Indeed, his birth certificate shows a disparity between the Christian names given when he was born, on May 22, 1946, and the one he was later baptised with.
The Belfast Telegraph tracked down a copy of the official pink document, hand-written in a black, spidery, barely legible scrawl.
It indicates the name 'Ronald Samuel Best' was initially registered on May 27, five days after his birth, but subsequently changed to one single name, 'George'.
Under the heading 'Baptismal Name if added after Registration of birth and Date', the Registrar has penned: "George (on form for altering name) 6th June 1946" on the certificate. It's a curious revelation, and one that remains, to this day, a source of confusion for the Best family.
Speaking to the Belfast Telegraph, Best's brother-in-law Norman McNarry, who is married to the late footballer's 62-year-old sister Barbara, said they have no idea how George began life as Ronald Samuel.
"Barbara hasn't a clue about the name change on the birth certificate and she doesn't think anyone can explain how it happened. It's a grey area as far as we're concerned," he said.
Belfast's most famous footballing son - or 'Bestie' as he was affectionately known to millions - became an icon at Manchester United before a chronic alcohol addiction brought a premature end to his glittering career.
With both parents deceased, there's no one Best's five siblings can ask about the truth behind that birth certificate.
Mr McNarry (66) said they could only speculate that it was down to human error at the time.
"We can only assume that it was a misprint, or that a mistake has been made and later rectified," he said. "Maybe the registrar of births got it slightly wrong and then changed it after Barbara's dad pointed it out and said he was called George."
Best, whose family home was in Burren Way in east Belfast's Cregagh estate, was the eldest of six children and one of the first global football superstars.

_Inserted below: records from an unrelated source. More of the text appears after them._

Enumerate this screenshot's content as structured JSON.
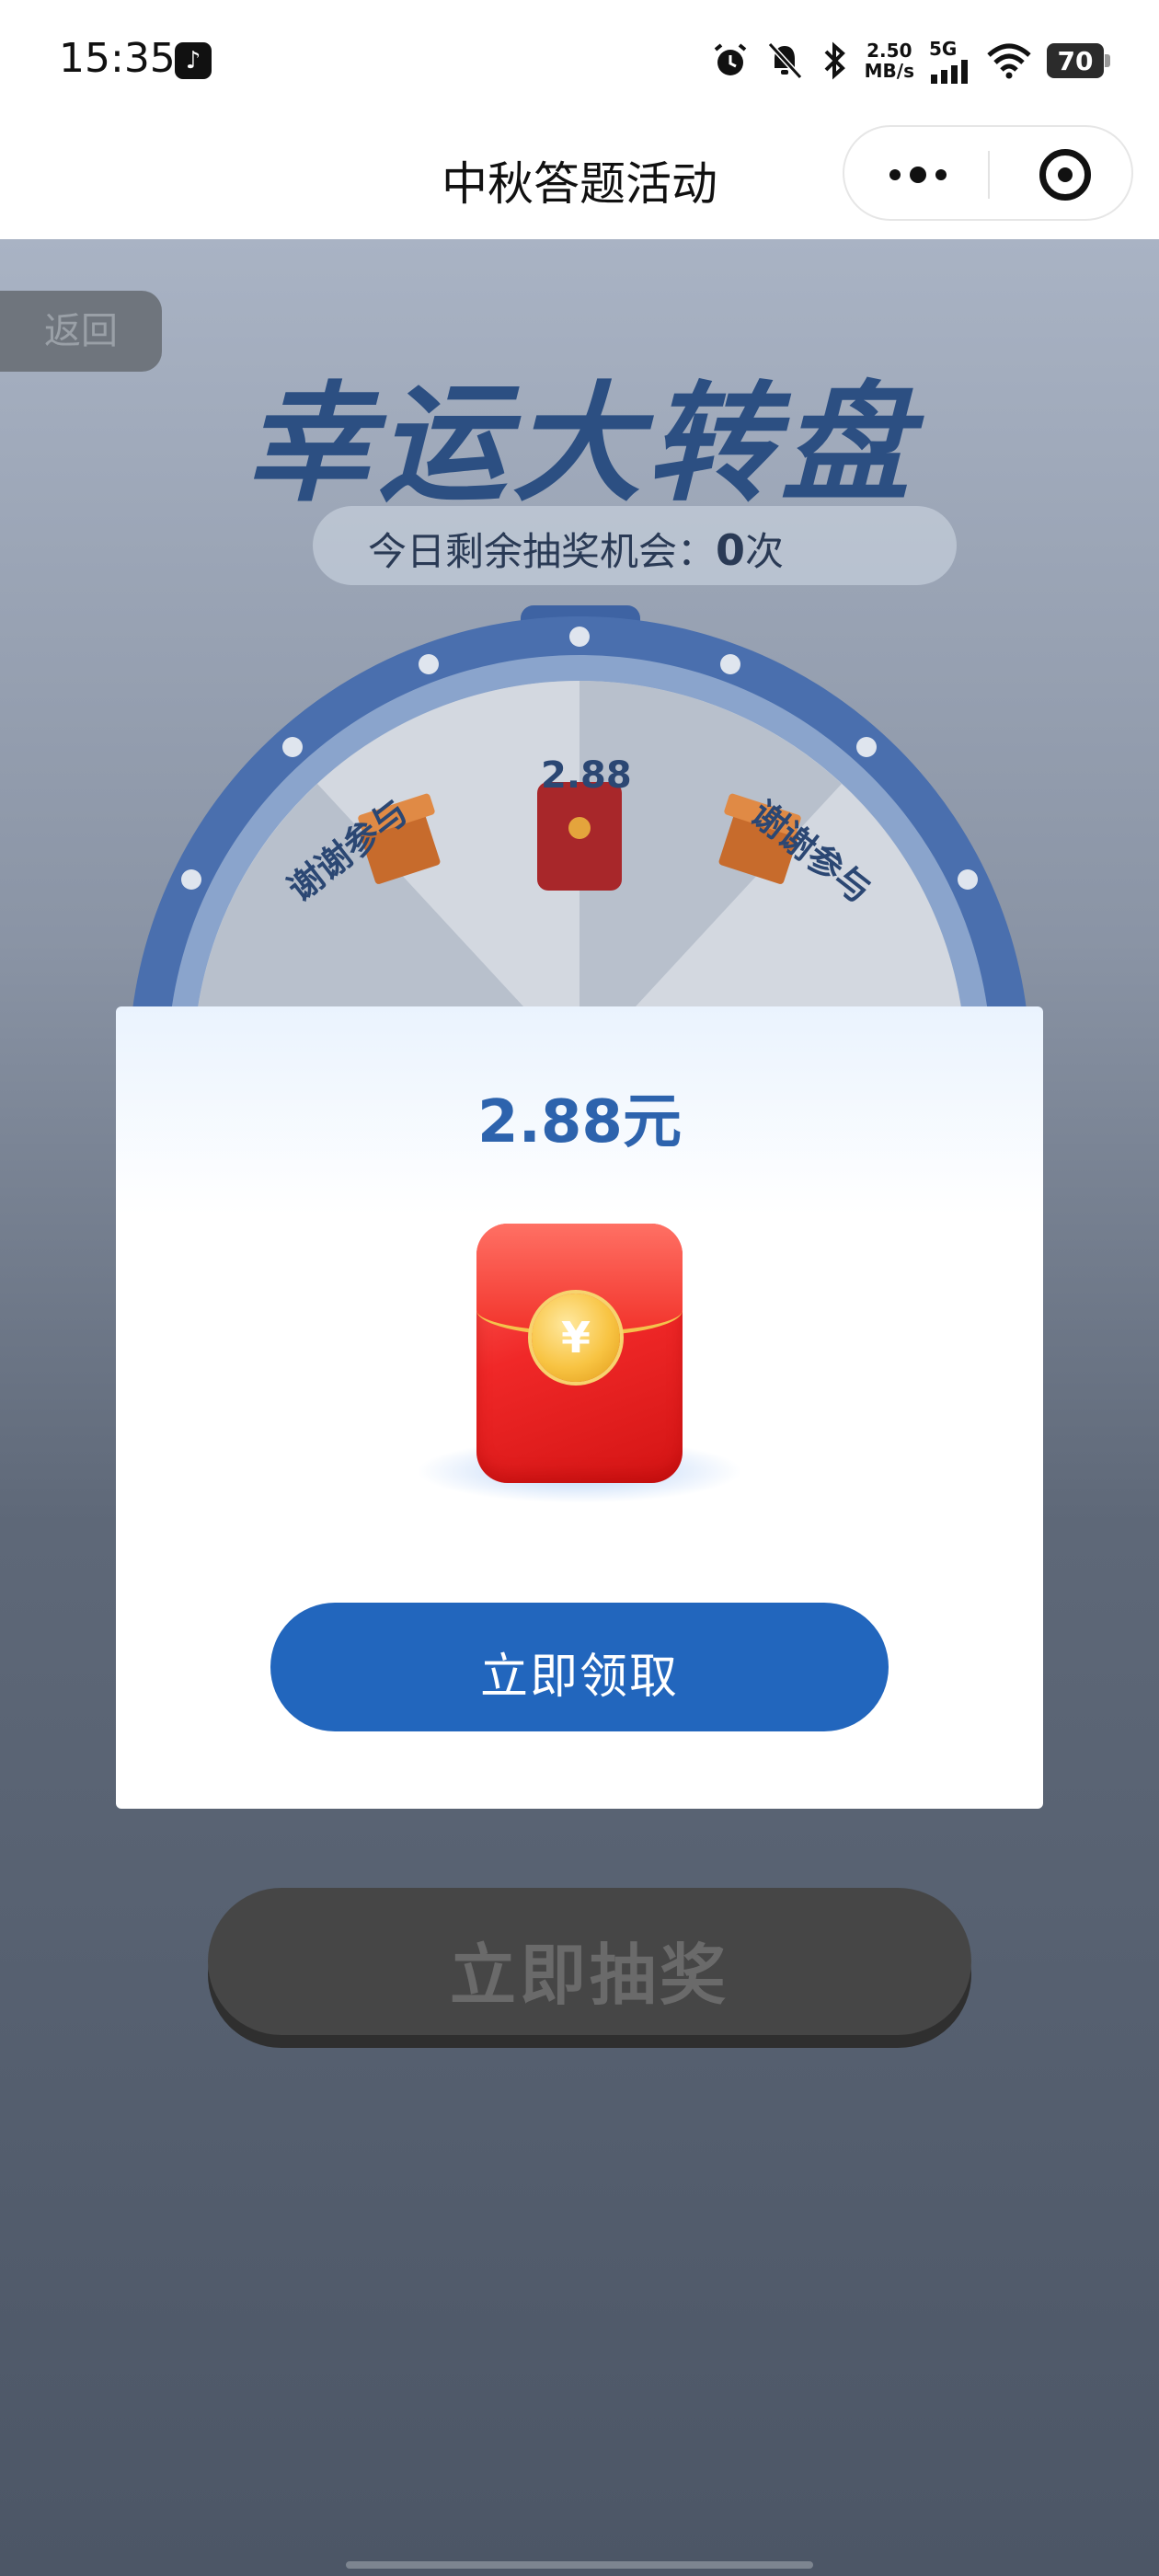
{
  "status_bar": {
    "time": "15:35",
    "net_speed_value": "2.50",
    "net_speed_unit": "MB/s",
    "network": "5G",
    "battery": "70",
    "icons": [
      "tiktok-icon",
      "alarm-icon",
      "mute-bell-icon",
      "bluetooth-icon",
      "signal-icon",
      "wifi-icon",
      "battery-icon"
    ]
  },
  "nav": {
    "title": "中秋答题活动"
  },
  "page": {
    "back_label": "返回",
    "title": "幸运大转盘",
    "chance_prefix": "今日剩余抽奖机会：",
    "chance_count": "0",
    "chance_suffix": "次",
    "wheel": {
      "segments": [
        {
          "label": "谢谢参与"
        },
        {
          "label": "2.88"
        },
        {
          "label": "谢谢参与"
        }
      ]
    },
    "draw_button": "立即抽奖"
  },
  "modal": {
    "amount": "2.88元",
    "coin_symbol": "¥",
    "claim_button": "立即领取"
  },
  "colors": {
    "primary_blue": "#2266bd",
    "amount_blue": "#2d63ad",
    "envelope_red": "#f02828",
    "coin_gold": "#f8c443"
  }
}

His mesmeric skills and smouldering good looks soon proved an explosive combination, however, and the alcohol he used, initially to cure his boyhood shyness and later to fuel an increasingly hedonistic lifestyle, ultimately took its toll.

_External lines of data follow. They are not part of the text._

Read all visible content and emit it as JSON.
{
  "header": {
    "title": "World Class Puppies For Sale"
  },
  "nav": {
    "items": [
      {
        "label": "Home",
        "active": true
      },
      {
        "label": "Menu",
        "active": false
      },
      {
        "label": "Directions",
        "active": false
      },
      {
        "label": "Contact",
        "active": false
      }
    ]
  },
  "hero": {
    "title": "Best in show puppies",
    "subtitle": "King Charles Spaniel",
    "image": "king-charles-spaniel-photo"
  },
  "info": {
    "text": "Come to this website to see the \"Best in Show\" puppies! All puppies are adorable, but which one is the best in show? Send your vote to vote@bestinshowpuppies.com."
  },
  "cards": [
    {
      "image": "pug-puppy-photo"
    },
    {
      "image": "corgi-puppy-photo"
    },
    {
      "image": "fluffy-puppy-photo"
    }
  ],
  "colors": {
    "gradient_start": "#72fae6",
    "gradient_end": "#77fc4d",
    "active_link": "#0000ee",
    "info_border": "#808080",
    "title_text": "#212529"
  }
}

He died in hospital, aged 59, on November 25, 2005. Cause of death was multiple organ failure brought on by a kidney infection, a side-effect of the immuno-suppressive drugs he was required to take following a liver transplant.
After one of the biggest funerals the country has seen, Best was buried at Belfast's Roselawn Cemetery beside his mother Anne, an ex-cigarette factory employee who died in 1978, aged just 55, from heart-related problems thought to have been triggered by her own alcohol addiction.
Dickie Best, a former iron turner in the local shipyard, was later laid to rest in the same plot after he passed away in April 2008.